I've been running for a good couple of years now and have run lots of 10k's and this was my 3rd half.  In the week before the race I tapered and carb loaded for 2 days before the race (pasta, sweet potato mash etc.)  I also made sure I drank 2 litres of water every day.

On the morning of the race I ate porridge and a banana and also drank water, which I stopped drinking an hour before the race.  15-30 minutes before the race I took an isogel and I took another at around 45 minutes (6 miles+). I also took on some water at mile 9.  I remember being very tired and then remember nothing after mile 10.  Next thing I remember is lying on the floor being sick.  Then surrounded by people, then later by paramedics and finally being put in an ambulance and on a drip.  They said my temperature had gone up to 41 degrees, my blood pressure had dropped and my glucose levels were low.

Is this a classic case of dehydration or something else?  It was a warm day.  Would love to know if anyone else has experienced this as it scared the life out of me and don't ever want it to happen again!

Comments

  • I'm not a medic, but if you passed out, I'd imagine a full check-up by your own GP is in order so that you can get advice specific to you.

  • Blimey Paul, I really hope you are ok there!

    I am wondering if you had a virus or an infection but didn't realise, hence why your temperature went so high.

    I can see why you are confused though, it is not as if this was your first ever half or anything was it.

    Definitely get a check-up from your GP, so as to rule out stuff such as Diabetes etc.  I am not sure what would be the effect on a runner if their Electrolytes were to suddenly go haywire either.

  • I cant see you getting dehydrated enough on a half to pass out in the UK ?

    I'll run halves with no fluid and never felt like that.



    Take the advice of those above and get checked out.
  • It could be heatstroke but it would make sense to rule out something like diabetes.

    Go to your GP and get some blood tests done.

  • This happened to me once but with hypothermia instead of the high body temperature. I did go to my GP and get an ECG and all the blood tests she could think of. They didn't find anything but it was reassuring to know that none of the obvious things were wrong, and it hasn't happened since.

  • Hardly surprising your blood sugar levels dropped. The one thing you don't do is plug a high concentrated 'sugar bomb' before you actually need one.

    Your body reacts to this 'over load' by flooding your system with insulin to bring the sugar levels down. However, it tends to 'over shoot' and 'low blood sugar' is the result.

    Anyway, why so much prep? its only a HM. Are you scared of it?

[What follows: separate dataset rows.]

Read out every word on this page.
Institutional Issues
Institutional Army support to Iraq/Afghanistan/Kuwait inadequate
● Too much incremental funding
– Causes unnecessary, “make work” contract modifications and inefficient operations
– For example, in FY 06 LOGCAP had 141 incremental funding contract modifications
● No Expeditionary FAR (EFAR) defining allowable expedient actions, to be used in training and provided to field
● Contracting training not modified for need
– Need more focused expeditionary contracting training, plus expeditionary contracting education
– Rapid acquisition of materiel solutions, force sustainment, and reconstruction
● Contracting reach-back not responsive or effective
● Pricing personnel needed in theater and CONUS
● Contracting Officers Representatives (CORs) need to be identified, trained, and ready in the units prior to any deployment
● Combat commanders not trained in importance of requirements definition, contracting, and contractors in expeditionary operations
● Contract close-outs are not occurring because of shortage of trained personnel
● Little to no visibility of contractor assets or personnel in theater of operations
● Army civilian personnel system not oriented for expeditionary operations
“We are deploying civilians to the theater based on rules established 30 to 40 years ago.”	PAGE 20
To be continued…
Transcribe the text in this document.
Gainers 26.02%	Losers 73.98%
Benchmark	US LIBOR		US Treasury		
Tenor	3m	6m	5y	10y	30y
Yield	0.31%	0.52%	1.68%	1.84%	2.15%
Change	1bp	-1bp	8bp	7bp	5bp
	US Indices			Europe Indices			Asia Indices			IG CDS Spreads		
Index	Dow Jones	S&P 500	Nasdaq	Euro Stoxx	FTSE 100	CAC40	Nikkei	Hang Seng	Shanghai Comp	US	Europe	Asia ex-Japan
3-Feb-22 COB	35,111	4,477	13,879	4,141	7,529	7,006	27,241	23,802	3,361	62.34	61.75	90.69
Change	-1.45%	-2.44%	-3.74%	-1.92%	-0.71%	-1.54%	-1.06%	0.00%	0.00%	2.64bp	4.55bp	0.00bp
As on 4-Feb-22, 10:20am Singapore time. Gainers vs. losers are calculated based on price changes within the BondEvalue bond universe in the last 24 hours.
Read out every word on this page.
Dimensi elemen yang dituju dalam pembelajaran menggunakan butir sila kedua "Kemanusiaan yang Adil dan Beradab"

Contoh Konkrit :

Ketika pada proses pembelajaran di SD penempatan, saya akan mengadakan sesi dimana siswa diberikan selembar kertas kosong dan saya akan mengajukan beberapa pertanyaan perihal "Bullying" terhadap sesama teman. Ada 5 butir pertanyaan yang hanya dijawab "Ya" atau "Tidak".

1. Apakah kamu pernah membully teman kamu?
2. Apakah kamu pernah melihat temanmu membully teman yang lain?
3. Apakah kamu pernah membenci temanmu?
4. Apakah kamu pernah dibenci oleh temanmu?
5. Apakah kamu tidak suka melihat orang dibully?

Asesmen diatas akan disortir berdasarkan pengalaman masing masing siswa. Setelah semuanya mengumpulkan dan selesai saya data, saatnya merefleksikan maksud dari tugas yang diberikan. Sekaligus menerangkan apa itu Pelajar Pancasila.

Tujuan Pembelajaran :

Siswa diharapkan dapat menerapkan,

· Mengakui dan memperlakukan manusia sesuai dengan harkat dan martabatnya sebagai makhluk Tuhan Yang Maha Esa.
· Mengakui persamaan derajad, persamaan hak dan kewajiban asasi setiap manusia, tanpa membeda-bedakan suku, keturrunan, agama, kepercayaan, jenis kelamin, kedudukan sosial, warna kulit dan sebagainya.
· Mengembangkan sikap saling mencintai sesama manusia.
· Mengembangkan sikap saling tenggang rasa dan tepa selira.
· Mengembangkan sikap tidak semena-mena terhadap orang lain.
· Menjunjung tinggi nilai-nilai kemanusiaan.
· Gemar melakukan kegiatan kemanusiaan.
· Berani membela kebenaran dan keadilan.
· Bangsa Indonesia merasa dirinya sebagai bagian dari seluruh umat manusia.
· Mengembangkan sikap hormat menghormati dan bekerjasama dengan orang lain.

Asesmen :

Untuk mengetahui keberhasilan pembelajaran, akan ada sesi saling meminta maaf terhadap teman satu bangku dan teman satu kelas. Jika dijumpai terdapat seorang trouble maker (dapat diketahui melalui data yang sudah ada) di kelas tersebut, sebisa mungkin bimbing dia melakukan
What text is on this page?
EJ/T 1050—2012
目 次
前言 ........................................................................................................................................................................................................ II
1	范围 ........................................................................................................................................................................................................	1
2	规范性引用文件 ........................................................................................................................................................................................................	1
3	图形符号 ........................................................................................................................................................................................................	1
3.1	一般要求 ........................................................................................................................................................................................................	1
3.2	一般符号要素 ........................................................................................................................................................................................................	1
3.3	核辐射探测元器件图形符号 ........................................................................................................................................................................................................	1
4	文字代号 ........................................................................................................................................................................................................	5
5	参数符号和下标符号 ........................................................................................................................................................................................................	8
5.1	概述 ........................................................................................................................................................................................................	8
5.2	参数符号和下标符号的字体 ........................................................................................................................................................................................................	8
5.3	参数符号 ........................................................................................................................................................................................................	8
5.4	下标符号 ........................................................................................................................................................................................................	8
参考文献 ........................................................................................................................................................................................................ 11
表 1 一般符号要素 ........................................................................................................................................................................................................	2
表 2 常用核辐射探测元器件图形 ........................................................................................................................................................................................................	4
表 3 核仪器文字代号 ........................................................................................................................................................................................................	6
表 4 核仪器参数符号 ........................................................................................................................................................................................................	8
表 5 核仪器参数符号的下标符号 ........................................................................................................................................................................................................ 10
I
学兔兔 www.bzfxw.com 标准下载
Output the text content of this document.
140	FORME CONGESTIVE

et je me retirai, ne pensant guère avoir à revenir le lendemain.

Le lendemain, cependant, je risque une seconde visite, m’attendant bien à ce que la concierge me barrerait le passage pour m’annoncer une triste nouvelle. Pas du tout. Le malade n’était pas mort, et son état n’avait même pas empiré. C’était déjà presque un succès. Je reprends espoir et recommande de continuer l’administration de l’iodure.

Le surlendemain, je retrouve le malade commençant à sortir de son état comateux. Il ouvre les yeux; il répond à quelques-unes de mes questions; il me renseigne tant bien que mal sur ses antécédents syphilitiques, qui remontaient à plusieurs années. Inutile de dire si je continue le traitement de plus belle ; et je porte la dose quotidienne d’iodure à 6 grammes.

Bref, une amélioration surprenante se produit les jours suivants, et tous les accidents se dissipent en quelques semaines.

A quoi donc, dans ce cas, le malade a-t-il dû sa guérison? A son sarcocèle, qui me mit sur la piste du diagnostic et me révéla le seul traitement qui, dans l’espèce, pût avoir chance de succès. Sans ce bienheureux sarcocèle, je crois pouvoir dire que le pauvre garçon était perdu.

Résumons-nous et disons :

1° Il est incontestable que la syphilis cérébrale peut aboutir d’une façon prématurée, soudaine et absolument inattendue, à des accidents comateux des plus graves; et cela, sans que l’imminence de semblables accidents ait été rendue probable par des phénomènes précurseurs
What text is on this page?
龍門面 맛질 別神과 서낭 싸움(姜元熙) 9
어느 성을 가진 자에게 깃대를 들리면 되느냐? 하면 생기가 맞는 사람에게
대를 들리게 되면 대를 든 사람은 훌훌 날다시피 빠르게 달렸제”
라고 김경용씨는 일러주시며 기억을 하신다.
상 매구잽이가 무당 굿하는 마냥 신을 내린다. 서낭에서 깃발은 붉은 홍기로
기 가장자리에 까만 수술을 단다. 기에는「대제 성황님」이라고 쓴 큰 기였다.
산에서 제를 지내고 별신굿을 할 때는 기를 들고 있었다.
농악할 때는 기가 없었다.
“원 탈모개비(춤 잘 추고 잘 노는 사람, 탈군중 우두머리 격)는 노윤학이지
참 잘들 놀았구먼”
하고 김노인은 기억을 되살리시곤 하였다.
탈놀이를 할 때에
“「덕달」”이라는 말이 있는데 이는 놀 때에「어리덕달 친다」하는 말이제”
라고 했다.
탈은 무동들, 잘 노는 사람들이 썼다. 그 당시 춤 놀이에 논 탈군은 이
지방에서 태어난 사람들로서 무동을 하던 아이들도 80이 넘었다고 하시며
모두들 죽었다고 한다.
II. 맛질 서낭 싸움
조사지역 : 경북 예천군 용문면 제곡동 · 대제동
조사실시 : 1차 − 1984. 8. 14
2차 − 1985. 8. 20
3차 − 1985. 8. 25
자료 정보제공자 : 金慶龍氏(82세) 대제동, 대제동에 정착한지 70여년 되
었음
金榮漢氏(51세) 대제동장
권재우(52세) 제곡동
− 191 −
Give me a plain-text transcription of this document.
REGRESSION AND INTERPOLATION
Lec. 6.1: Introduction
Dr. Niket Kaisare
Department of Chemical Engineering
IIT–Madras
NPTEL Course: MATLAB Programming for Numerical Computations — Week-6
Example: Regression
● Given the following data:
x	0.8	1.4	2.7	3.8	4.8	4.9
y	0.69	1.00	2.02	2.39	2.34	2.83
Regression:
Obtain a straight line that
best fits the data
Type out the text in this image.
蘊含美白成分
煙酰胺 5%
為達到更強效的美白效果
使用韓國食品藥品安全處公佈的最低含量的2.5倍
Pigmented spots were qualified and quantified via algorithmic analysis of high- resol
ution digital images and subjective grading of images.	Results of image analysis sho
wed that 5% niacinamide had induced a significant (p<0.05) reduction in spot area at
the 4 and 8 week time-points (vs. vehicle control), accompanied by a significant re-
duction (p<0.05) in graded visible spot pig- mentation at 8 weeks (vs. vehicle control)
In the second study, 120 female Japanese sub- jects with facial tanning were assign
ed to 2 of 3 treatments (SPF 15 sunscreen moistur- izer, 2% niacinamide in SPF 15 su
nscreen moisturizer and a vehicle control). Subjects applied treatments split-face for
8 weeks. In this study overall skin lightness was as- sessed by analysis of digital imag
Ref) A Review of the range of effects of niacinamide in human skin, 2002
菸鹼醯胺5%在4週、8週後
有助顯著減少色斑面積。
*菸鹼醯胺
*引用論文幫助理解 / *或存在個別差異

  • RicF - I'm not aware that you could be scared of a half marathon, but in answer to your question the answer is no.  I just wanted to be prepared to run well and get as close to 1:30 as I could.

    Everyone else - thanks for your comments.  Have taken your advice and have made an appointment with my GP.

  • I agree get checked out. The gel may be something, maybe not. Lots of people take gels in a similar way. Whether it is needed or not is a different question, the point is that not everyone goes through what you did and I'm not sure it explains the high temperature. Glad you have an appointment image
  • Thanks YIDDARMY.  You and RicF have raised an interesting point that has got me thinking - maybe taking a gel before the race and then another after 45 minutes might have caused this, as it was too much.

    I was aiming to break my half PB of 1:33:25 and acknowledge that my "enthusiasm" may have also contributed to my downfall! (first 4 miles at an average of 6:48 per mile).

    I'll see what the GP says and if all comes back clear I'll stop taking a gel before a race.

  • Paul, good idea to get checked out. The nutrition strategy doesn't look ideal but I don't think it would cause such drastic effects on its own.
  • Not every one reacts to sugar in the same way. I know of at least one person who's body reacts to sugar with an excess of insulin causing hypoglycaemia (low blood sugar). This does not make you a diabetic by the way!

    Your preparation looks OK to me; the high temperature and low blood sugar combo is quite interesting.

    What about Caffeine? Did the gels have anything else in them? A big dose of caffeine from various sources can be harmful. A few black coffees and further supplementary caffeine?

    But this is one of those, "Nothing new on race day" stories. Presumably you do not dose yourself up on gels etc before a training run? If so, then you have done something new; try experimenting with high/low sugar runs and other eating strategies.

    Obviously for safety do not push yourself too hard when trying different things and, if possible run with someone who knows what you are up to.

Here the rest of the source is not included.